Phermos'un yüzünde depresif bir ifade vardı. Özrünün samimi olduğu anlaşılıyordu ama bu asıl amacını unuttuğu anlamına gelmiyordu.

(Phermos) "Ama şimdilik bunu bir kenara bırakmanızı rica ediyorum. Lordumun Prenses'in kellesini almaya niyetli olduğunu söylemek... Ugh, ne kadar iğrenç bir cümle. Tekrarlarken bile ağzımın kirlendiğini hissediyorum. Yine de lordumun neden böyle bir şey yaptığını merak ediyorum. Bu meraklı küçük fareye açıklamak ister misiniz? Bahsettiğiniz bu kanıt nedir?"

(Linden) “... Kapa çeneni!”

Deli gibi gözleri yuvalarından fırlayan Linden aniden bağırarak Phermos'a doğru koşmaya başladı. Durumu nasıl değerlendirirse değerlendirsin, bunu düzeltmenin başka bir yolu yoktu.

Phermos'u hemen burada öldürüp çenesini sonsuza dek kapatsa daha iyi olurdu.

(Phermos) "Tıpkı Prenses'in dediği gibi, sen aptal bir adamsınız. Kime saldırdığınızın farkında olmalısınız."

Ancak Phermos'un zeki ve temiz görünümüne rağmen, tek gözlük onu daha çok bir bilgin gibi gösteriyordu, yine de o on uzun yılı savaş alanında geçirmiş bir adamdı.

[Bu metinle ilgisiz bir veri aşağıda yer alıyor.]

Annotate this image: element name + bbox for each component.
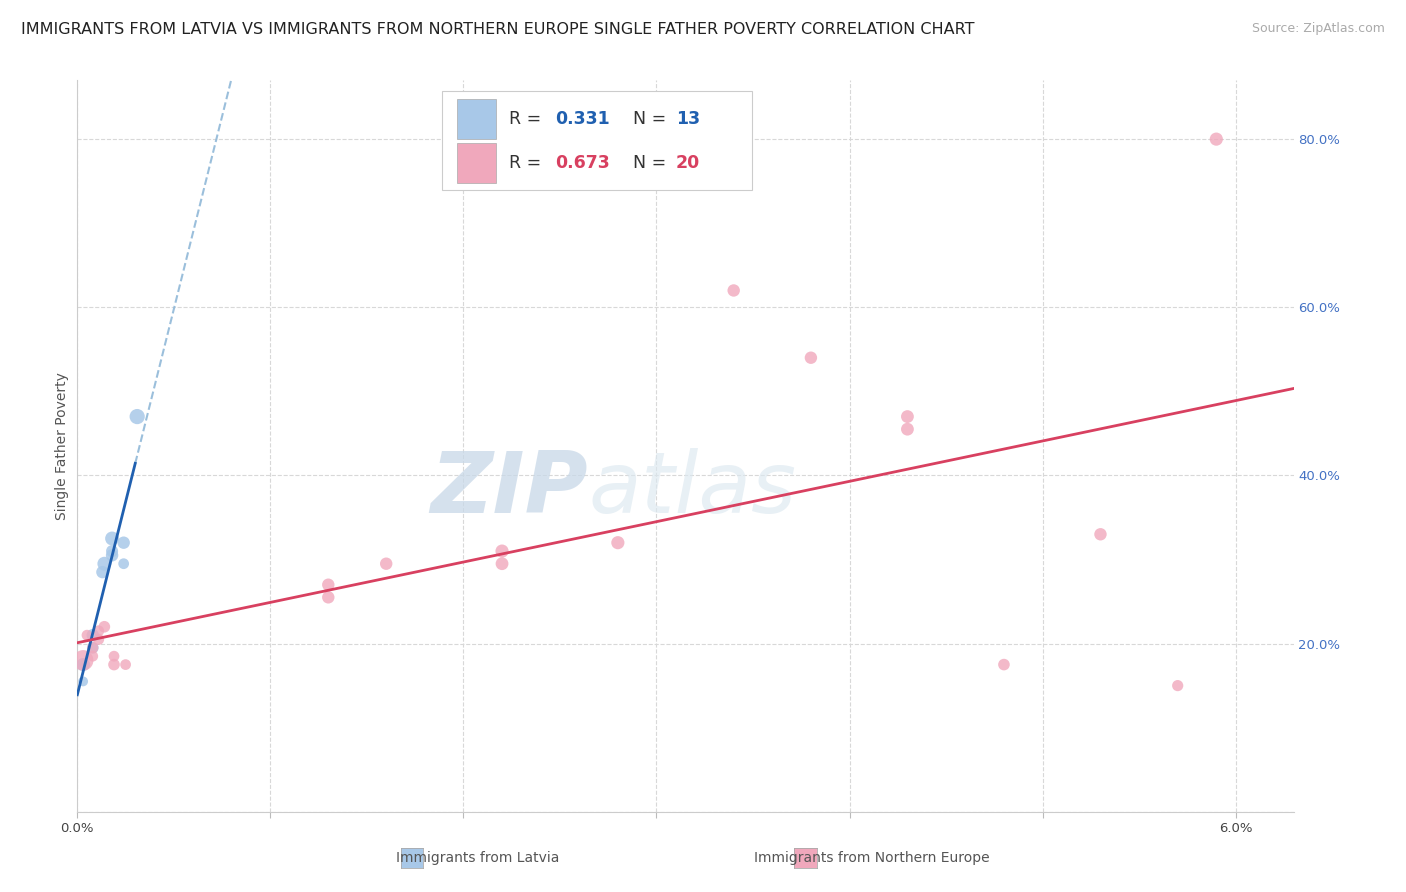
Point [112,535,135,549]
FancyBboxPatch shape [457,143,496,183]
Point [82,640,104,655]
Point [491,544,513,558]
Point [76,628,98,642]
Point [72,653,94,667]
Text: IMMIGRANTS FROM LATVIA VS IMMIGRANTS FROM NORTHERN EUROPE SINGLE FATHER POVERTY : IMMIGRANTS FROM LATVIA VS IMMIGRANTS FRO… [21,22,974,37]
Point [72,657,94,672]
Point [723,284,745,298]
Point [101,532,124,546]
Text: Immigrants from Latvia: Immigrants from Latvia [396,851,560,865]
Point [112,557,135,571]
Text: Immigrants from Northern Europe: Immigrants from Northern Europe [754,851,990,865]
Point [103,657,125,672]
Point [87,632,110,647]
Point [93,557,115,571]
Point [896,422,918,436]
Point [101,544,124,558]
Point [491,557,513,571]
Point [82,640,104,655]
Text: N =: N = [623,110,672,128]
Text: atlas: atlas [588,449,796,532]
Text: 0.331: 0.331 [555,110,610,128]
Point [114,657,136,672]
Point [82,649,104,664]
Point [82,628,104,642]
Point [316,591,339,605]
Point [1205,132,1227,146]
Point [993,657,1015,672]
Point [72,674,94,689]
FancyBboxPatch shape [441,91,752,190]
Text: N =: N = [623,154,672,172]
Point [800,351,823,365]
Point [375,557,398,571]
FancyBboxPatch shape [457,99,496,139]
Point [91,565,114,579]
Text: ZIP: ZIP [430,449,588,532]
Text: 0.673: 0.673 [555,154,610,172]
Y-axis label: Single Father Poverty: Single Father Poverty [55,372,69,520]
Point [316,578,339,592]
Point [87,624,110,638]
Text: R =: R = [509,154,547,172]
Text: Source: ZipAtlas.com: Source: ZipAtlas.com [1251,22,1385,36]
Point [101,549,124,563]
Text: 20: 20 [676,154,700,172]
Point [606,535,628,549]
Text: R =: R = [509,110,547,128]
Point [103,649,125,664]
Point [127,409,149,424]
Point [1090,527,1112,541]
Point [1167,679,1189,693]
Text: 13: 13 [676,110,700,128]
Point [896,409,918,424]
Point [73,657,96,672]
Point [93,620,115,634]
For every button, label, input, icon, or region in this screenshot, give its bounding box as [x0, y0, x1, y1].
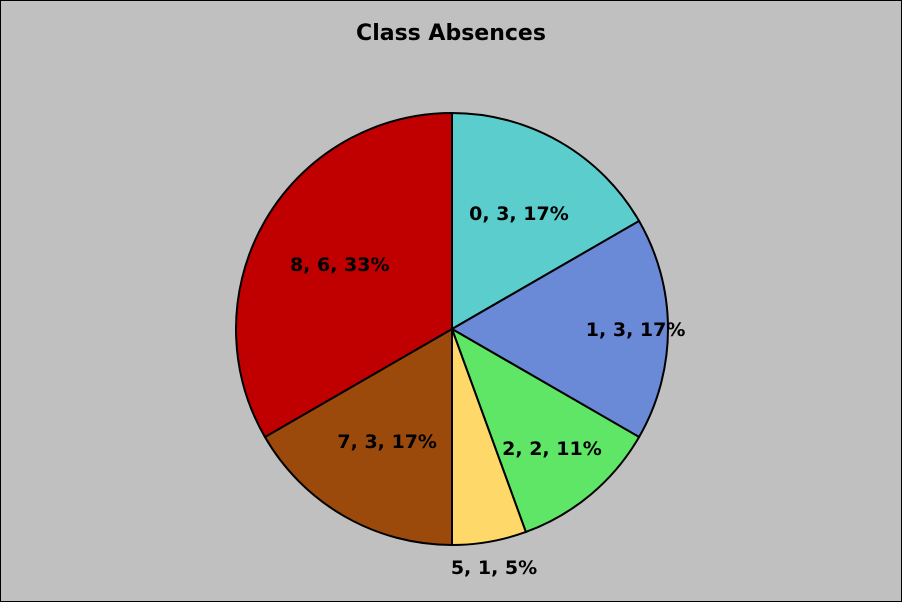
- data-label-8: 8, 6, 33%: [290, 254, 390, 276]
- pie-slice-8: [235, 111, 453, 439]
- data-label-0: 0, 3, 17%: [469, 203, 569, 225]
- data-label-1: 1, 3, 17%: [586, 319, 686, 341]
- pie-slice-7: [263, 327, 453, 547]
- data-label-7: 7, 3, 17%: [337, 431, 437, 453]
- data-label-2: 2, 2, 11%: [502, 438, 602, 460]
- pie-slice-1: [450, 219, 669, 439]
- pie-slice-0: [451, 111, 641, 331]
- chart-title: Class Absences: [356, 21, 546, 46]
- pie-slice-2: [450, 326, 641, 534]
- data-label-5: 5, 1, 5%: [451, 557, 537, 579]
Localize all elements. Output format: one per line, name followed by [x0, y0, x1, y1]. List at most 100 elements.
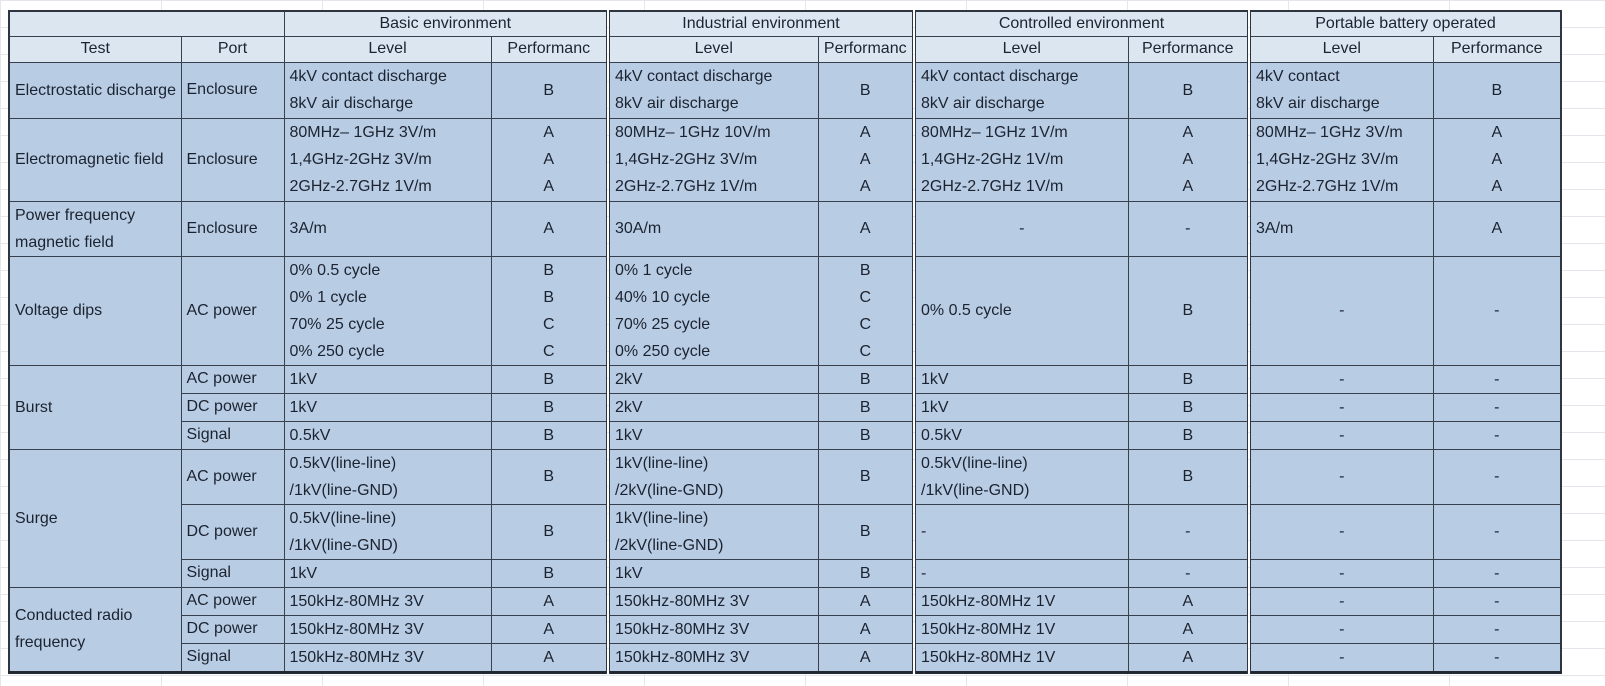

Linden'in yanından zekice geçti ve adamın iyi yerleştirilmiş ayağına takılıp tökezlemesine izin verdi.

Güm, güm!

(Linden)"Ahh!"

Linden öne doğru düşerek başını masanın kenarına çarptı. Yere düştüğü anda Phermos ayağını hızla Linden'in ensesine bastırarak ona doğru yürüdü.

(Linden) "Agh! Bu ne cüret...! Defol... git…!"

(Phermos) "Seninle bir anlaşma yapacağım. Her şeyi şimdi açıklayın, ben de bugün burada söylenenlerin sadece yarısını lorduma aktarayım. Yani bu, ona anlatırken kulağa daha hoş gelecek şeyler söyleyeceğim demek. Sana söz veriyorum, bu anlaşma bundan daha iyi olamaz. Lordum çok sık sinirlenmez ama sinirlendiği zaman da gerçekten iğrenç olur."

(Linden) "Ne…!? Piç, ugh!"

(Phermos) "Öyleyse söyle bana. Lordum ne yapmaya niyetli?"

(Linden) "Bu çok açık... (öksürük!) ... Başka neden olsun ki... bu kadar küçük bir ülke için... (öksürük!)"

Phermos Linden'ın boynuna daha fazla baskı uyguladı.

(Phermos) "Hm, daha önce söylediğin bu değildi. Daha önce bu kadar belirsiz değildin. Kanıtın olduğunu söylememiş miydin?"

(Linden) "Eğer sana söyleyeceğimi düşünüyorsan... Augh!"

Çıt!

Phermos'un ayağının altından acı verici bir çatlama sesi geldi.

(Maslow) "Prenses! Ne yapıyorsunuz? Onu durdurmalısınız!"

Maslow Rienne'in koluna yapıştı.

(Maslow) "Bir paralı asker Nauk aristokrasisinin bir üyesine bu şekilde zarar vermeye cüret ediyor! Böyle bir hakareti görmezden gelemezsiniz!"

Bunu söyledikten sonra hem Rienne hem de Phermos'un bakışları rahatsız edici bir enerjiyle doldu.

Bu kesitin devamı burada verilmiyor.